3. Comparative analysis of recombinant RhoA deamidation by CNF_Y and the D4–5 fragment. Recombinant RhoA was incubated with purified CNF_Y or the D4–5 fragment and samples were separated by SDS–PAGE after the indicated times before subjecting to trypsin digestion and quantification of deamidation of Q63 by mass spectrometry. Error bars represent standard deviations of triplicate measurements.

Source data are available online for this figure.
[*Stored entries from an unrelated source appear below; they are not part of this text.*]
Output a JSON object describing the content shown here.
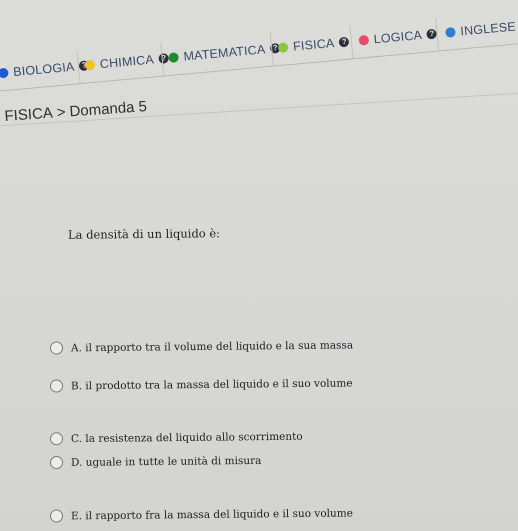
{
  "tabs": [
    {
      "label": "BIOLOGIA",
      "dot_color": "#1d5bd6"
    },
    {
      "label": "CHIMICA",
      "dot_color": "#f2c12e"
    },
    {
      "label": "MATEMATICA",
      "dot_color": "#1f8a2e"
    },
    {
      "label": "FISICA",
      "dot_color": "#8cc63f"
    },
    {
      "label": "LOGICA",
      "dot_color": "#e84a6b"
    },
    {
      "label": "INGLESE",
      "dot_color": "#2f7fd1"
    }
  ],
  "info_glyph": "?",
  "breadcrumb": {
    "subject": "FISICA",
    "separator": ">",
    "question": "Domanda 5"
  },
  "question": {
    "text": "La densità di un liquido è:"
  },
  "options": [
    {
      "label": "A. il rapporto tra il volume del liquido e la sua massa"
    },
    {
      "label": "B. il prodotto tra la massa del liquido e il suo volume"
    },
    {
      "label": "C. la resistenza del liquido allo scorrimento"
    },
    {
      "label": "D. uguale in tutte le unità di misura"
    },
    {
      "label": "E. il rapporto fra la massa del liquido e il suo volume"
    }
  ]
}
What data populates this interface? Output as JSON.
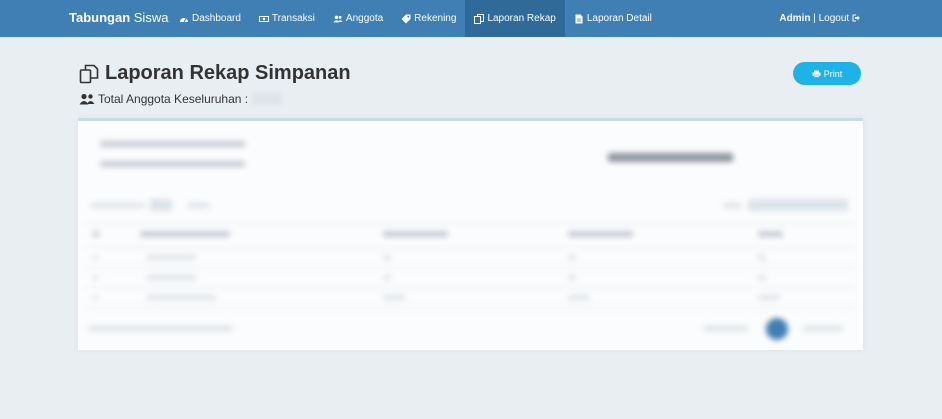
{
  "navbar": {
    "brand_bold": "Tabungan",
    "brand_light": "Siswa",
    "items": [
      {
        "label": "Dashboard",
        "icon": "dashboard-icon",
        "active": false
      },
      {
        "label": "Transaksi",
        "icon": "money-icon",
        "active": false
      },
      {
        "label": "Anggota",
        "icon": "users-icon",
        "active": false
      },
      {
        "label": "Rekening",
        "icon": "tag-icon",
        "active": false
      },
      {
        "label": "Laporan Rekap",
        "icon": "copy-icon",
        "active": true
      },
      {
        "label": "Laporan Detail",
        "icon": "file-icon",
        "active": false
      }
    ],
    "user": "Admin",
    "separator": "|",
    "logout": "Logout"
  },
  "page": {
    "title": "Laporan Rekap Simpanan",
    "subtitle": "Total Anggota Keseluruhan :",
    "print_label": "Print"
  },
  "colors": {
    "navbar": "#3f7fb3",
    "navbar_active": "#2f6a98",
    "print_button": "#1fb2e6",
    "background": "#e9eef3"
  }
}
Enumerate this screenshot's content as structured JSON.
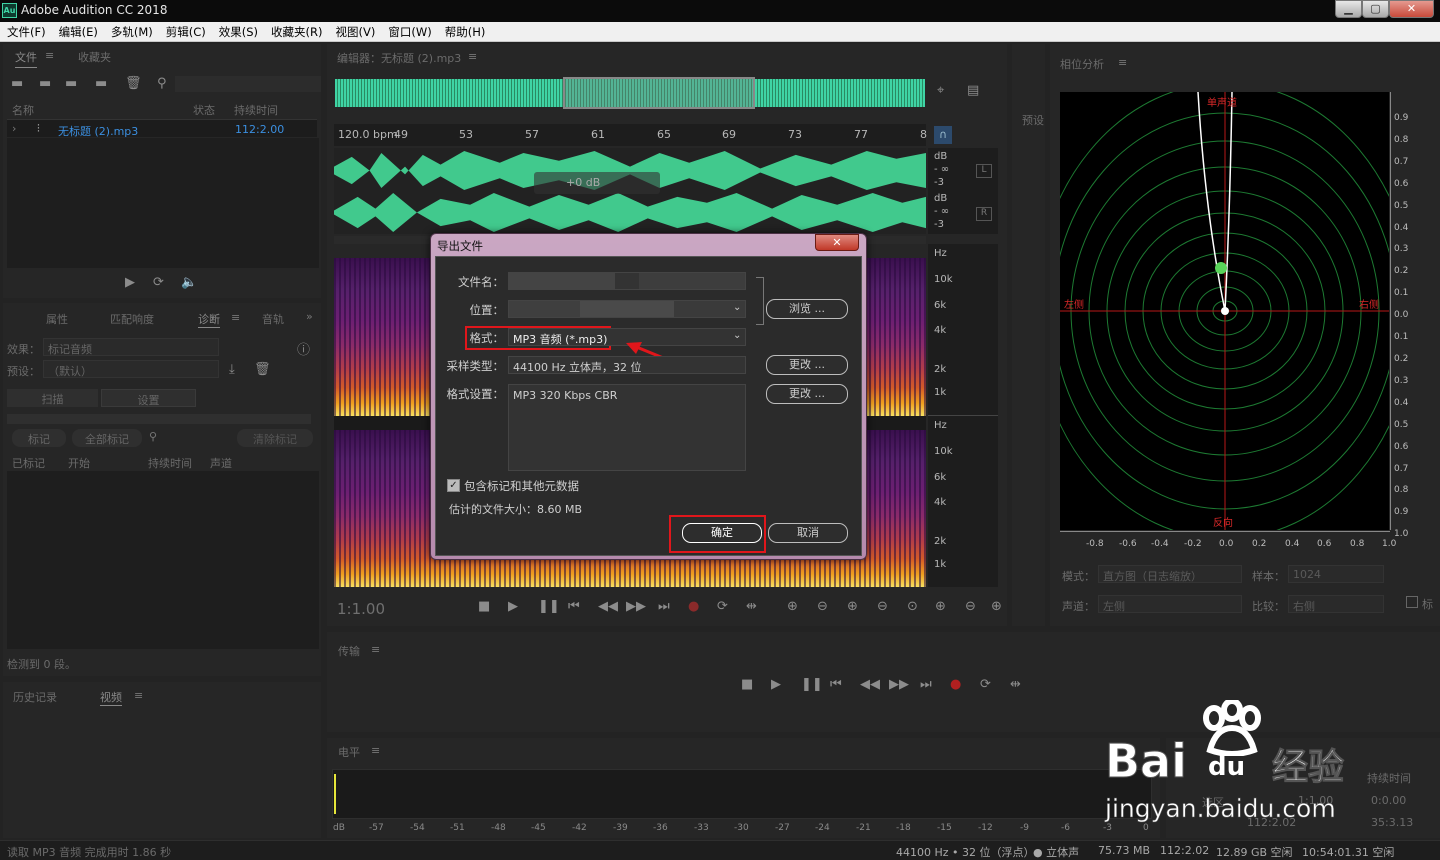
{
  "app": {
    "title": "Adobe Audition CC 2018",
    "logo": "Au",
    "window_controls": {
      "minimize": "▁",
      "maximize": "▢",
      "close": "✕"
    }
  },
  "menu": [
    "文件(F)",
    "编辑(E)",
    "多轨(M)",
    "剪辑(C)",
    "效果(S)",
    "收藏夹(R)",
    "视图(V)",
    "窗口(W)",
    "帮助(H)"
  ],
  "files_panel": {
    "tabs": [
      "文件",
      "收藏夹"
    ],
    "col_name": "名称",
    "col_status": "状态",
    "col_duration": "持续时间",
    "file": {
      "name": "无标题 (2).mp3",
      "duration": "112:2.00"
    }
  },
  "props_panel": {
    "tabs": [
      "属性",
      "匹配响度",
      "诊断",
      "音轨"
    ],
    "effect_label": "效果：",
    "effect_value": "标记音频",
    "preset_label": "预设：",
    "preset_value": "（默认）",
    "scan_btn": "扫描",
    "settings_btn": "设置",
    "marker_btn": "标记",
    "all_markers_btn": "全部标记",
    "clear_btn": "清除标记",
    "cols": [
      "已标记",
      "开始",
      "持续时间",
      "声道"
    ],
    "detected": "检测到 0 段。"
  },
  "history_panel": {
    "tabs": [
      "历史记录",
      "视频"
    ]
  },
  "editor": {
    "title": "编辑器：无标题 (2).mp3",
    "bpm": "120.0 bpm",
    "ruler": [
      "49",
      "53",
      "57",
      "61",
      "65",
      "69",
      "73",
      "77",
      "8"
    ],
    "time": "1:1.00",
    "db_top": [
      "dB",
      "- ∞",
      "-3"
    ],
    "db_bot": [
      "dB",
      "- ∞",
      "-3"
    ],
    "ch_l": "L",
    "ch_r": "R",
    "hz_top": [
      "Hz",
      "10k",
      "6k",
      "4k",
      "2k",
      "1k"
    ],
    "hz_bot": [
      "Hz",
      "10k",
      "6k",
      "4k",
      "2k",
      "1k"
    ],
    "hud": "+0 dB"
  },
  "presets_label": "预设",
  "dialog": {
    "title": "导出文件",
    "filename_label": "文件名：",
    "location_label": "位置：",
    "format_label": "格式：",
    "format_value": "MP3 音频 (*.mp3)",
    "sample_label": "采样类型：",
    "sample_value": "44100 Hz 立体声，32 位",
    "fmtset_label": "格式设置：",
    "fmtset_value": "MP3 320 Kbps CBR",
    "browse_btn": "浏览 ...",
    "change_btn1": "更改 ...",
    "change_btn2": "更改 ...",
    "include_label": "包含标记和其他元数据",
    "filesize_label": "估计的文件大小：8.60 MB",
    "ok_btn": "确定",
    "cancel_btn": "取消"
  },
  "phase": {
    "title": "相位分析",
    "mono": "单声道",
    "left": "左侧",
    "right": "右侧",
    "inverse": "反向",
    "right_scale": [
      "0.9",
      "0.8",
      "0.7",
      "0.6",
      "0.5",
      "0.4",
      "0.3",
      "0.2",
      "0.1",
      "0.0",
      "0.1",
      "0.2",
      "0.3",
      "0.4",
      "0.5",
      "0.6",
      "0.7",
      "0.8",
      "0.9",
      "1.0"
    ],
    "bottom_scale": [
      "-0.8",
      "-0.6",
      "-0.4",
      "-0.2",
      "0.0",
      "0.2",
      "0.4",
      "0.6",
      "0.8",
      "1.0"
    ],
    "mode_label": "模式：",
    "mode_value": "直方图（日志缩放）",
    "sample_label": "样本：",
    "sample_value": "1024",
    "channel_label": "声道：",
    "channel_value": "左侧",
    "compare_label": "比较：",
    "compare_value": "右侧",
    "extra": "标"
  },
  "transport": {
    "title": "传输"
  },
  "levels": {
    "title": "电平",
    "ticks": [
      "dB",
      "-57",
      "-54",
      "-51",
      "-48",
      "-45",
      "-42",
      "-39",
      "-36",
      "-33",
      "-30",
      "-27",
      "-24",
      "-21",
      "-18",
      "-15",
      "-12",
      "-9",
      "-6",
      "-3",
      "0"
    ]
  },
  "selection": {
    "duration": "持续时间",
    "region_label": "选区",
    "rows": [
      "1:1.00",
      "0:0.00",
      "112:2.02",
      "35:3.13"
    ]
  },
  "watermark": {
    "brand": "Bai",
    "du": "du",
    "cn": "经验",
    "url": "jingyan.baidu.com"
  },
  "status": {
    "left": "读取 MP3 音频 完成用时 1.86 秒",
    "items": [
      "44100 Hz • 32 位（浮点）",
      "● 立体声",
      "75.73 MB",
      "112:2.02",
      "12.89 GB 空闲",
      "10:54:01.31 空闲"
    ]
  },
  "colors": {
    "accent": "#3fd4a5",
    "highlight": "#e0161b",
    "link": "#3b8fe0"
  }
}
Figure 8. Architecture of bacterial toxins with a CNF‐like translocation apparatus

Shown is the architecture of CNF_Y, Pasteurella multocida toxin PMT and two uncharacterized proteins from Pseudomonas syringiae. The released fragment of PMT contains three domains of which C1 is required for membrane binding, the C2 domain has an unknown function, and the C3‐domain activates heterotrimeric G‐proteins by deamidation. The two Pseudomonas syringiae proteins A0A0P9UH04 and A0A0N8SZE6 represent uncharacterized toxins that encode catalytic domains of the indicated type. While sequence alignments unequivocally reveal a CNF‐like imperfect β‐barrel in PMT, the presence of this domain in the P. syringiae toxins is less obvious.